Preparations: 30 minutes

Makes  12 glasses

Ingredients:

10 tall transparent falooda glasses (narrow at base, wider at rim ie. conical)
1 litre chilled unboiled pasteurized milk
1 cup rose syrup
1/2 litre vanilla ice-cream
1 tbsp. falooda seeds
For falooda sev:
Sev press with medium-fine holed plate
1 cup corn flour
2 cups water
plenty of ice-cold water

Method:

1-For sev: 

Mix corn flour and water. 
Cook on slow fire, stirring continuously, till transparent. 
If required add few more tbsp. water while cooking. 
Mixture when cooked should be transparent and can be sticky. 
Oil inside of press.

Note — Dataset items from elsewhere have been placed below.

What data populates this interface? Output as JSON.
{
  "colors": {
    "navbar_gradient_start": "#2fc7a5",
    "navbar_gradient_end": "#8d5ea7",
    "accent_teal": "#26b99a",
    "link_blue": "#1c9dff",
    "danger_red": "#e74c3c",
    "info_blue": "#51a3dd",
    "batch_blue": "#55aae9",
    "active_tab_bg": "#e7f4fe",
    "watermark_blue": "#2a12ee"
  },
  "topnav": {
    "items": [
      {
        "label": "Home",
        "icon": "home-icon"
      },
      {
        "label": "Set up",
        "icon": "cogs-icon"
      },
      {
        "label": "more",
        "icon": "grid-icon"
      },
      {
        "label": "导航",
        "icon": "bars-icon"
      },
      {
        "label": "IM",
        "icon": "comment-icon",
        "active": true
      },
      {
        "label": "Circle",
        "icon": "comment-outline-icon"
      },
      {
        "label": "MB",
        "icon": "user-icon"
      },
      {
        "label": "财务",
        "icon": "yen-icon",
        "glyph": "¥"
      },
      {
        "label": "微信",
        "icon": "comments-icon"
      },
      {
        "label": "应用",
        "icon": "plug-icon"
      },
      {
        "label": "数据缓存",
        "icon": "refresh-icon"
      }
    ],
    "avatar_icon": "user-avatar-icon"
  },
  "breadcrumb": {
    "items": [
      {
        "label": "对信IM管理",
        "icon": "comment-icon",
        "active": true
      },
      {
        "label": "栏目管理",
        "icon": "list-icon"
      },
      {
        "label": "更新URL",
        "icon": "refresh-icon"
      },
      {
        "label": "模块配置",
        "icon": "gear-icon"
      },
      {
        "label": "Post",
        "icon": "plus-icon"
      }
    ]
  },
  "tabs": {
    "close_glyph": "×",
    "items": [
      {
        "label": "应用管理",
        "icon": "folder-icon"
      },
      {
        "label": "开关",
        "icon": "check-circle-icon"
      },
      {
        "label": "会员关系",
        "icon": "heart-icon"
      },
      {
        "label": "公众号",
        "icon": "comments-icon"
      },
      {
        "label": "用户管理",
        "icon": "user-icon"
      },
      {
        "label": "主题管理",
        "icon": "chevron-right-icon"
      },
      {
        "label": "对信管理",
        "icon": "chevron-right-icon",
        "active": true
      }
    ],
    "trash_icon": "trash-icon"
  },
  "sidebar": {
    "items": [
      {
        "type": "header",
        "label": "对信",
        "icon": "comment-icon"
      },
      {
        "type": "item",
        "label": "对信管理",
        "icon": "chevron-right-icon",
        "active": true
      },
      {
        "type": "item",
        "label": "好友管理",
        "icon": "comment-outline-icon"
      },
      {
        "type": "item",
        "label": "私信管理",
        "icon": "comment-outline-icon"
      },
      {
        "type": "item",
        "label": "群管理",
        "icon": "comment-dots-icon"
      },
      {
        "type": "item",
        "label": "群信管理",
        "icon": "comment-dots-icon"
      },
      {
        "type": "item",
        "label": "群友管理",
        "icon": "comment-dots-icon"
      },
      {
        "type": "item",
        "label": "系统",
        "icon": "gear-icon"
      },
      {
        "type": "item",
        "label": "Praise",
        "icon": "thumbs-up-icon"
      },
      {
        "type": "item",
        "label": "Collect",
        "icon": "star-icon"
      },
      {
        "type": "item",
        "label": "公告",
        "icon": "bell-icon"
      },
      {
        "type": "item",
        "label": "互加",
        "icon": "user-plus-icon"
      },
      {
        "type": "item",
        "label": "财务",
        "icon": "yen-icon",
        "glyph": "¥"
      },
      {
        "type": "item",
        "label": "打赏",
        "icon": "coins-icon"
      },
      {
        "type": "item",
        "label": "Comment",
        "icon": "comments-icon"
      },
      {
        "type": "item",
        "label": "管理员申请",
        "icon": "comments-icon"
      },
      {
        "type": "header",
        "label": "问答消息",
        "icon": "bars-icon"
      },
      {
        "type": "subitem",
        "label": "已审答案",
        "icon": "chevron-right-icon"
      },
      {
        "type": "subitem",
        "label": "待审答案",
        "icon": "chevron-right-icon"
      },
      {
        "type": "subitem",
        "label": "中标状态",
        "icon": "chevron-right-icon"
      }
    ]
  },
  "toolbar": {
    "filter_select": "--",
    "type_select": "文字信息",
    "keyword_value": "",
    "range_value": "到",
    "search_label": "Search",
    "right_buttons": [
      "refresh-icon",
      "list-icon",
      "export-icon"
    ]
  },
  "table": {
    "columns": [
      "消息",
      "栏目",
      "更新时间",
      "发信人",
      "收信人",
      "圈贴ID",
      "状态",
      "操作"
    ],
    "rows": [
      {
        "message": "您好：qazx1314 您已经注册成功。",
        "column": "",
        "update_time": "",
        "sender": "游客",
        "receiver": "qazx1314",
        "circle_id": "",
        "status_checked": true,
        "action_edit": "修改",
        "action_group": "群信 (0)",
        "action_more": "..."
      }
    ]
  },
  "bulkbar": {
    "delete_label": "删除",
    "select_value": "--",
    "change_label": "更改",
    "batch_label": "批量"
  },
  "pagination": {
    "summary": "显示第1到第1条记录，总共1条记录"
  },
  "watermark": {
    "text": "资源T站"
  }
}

Spoon in cooked mixture. 
Hold press over a large bowl of ice water. 
Press out spaghetti like sev into water. 
Do not disturb by stirring. 
Keep in refrigerator to chill till required. 
Drain in colander before using. 

2-For falooda seeds:

Soak cleaned seeds in 1/2 litre water for 30 minutes. 
Drain in colander, chill in refrigerator till required. 
To proceed before serving:
Beat chilled milk with hand mixie till frothy. 
Take number of glasses to be served. 
Pour 2 tbsp. of syrup at bottom. 
Add 2 tbsp. sev. Top with 1 tbsp. seeds. 
Tilt glass a bit, pour milk to 3/4 level, carefully. 
Do not disturb the base layers, while pouring. 
Top with a scoop of vanilla ice-cream. 
Serve with long handled thick shake spoons. 
Variation:
3-Kesar Falooda:

 Use kesar syrup to make "kesar (saffron) falooda" Top ice cream with chopped almonds, cashewnuts and pistachios in kesar falooda. 
Note:
Careful with the soaked falooda seeds, they are a very sticky affair to clean, if you get them spilled over your clothes or floor! These seeds form an excellent intestinal cooling agent in the summer season. Especially in cases of hot flushes, menses, and heat related disorders.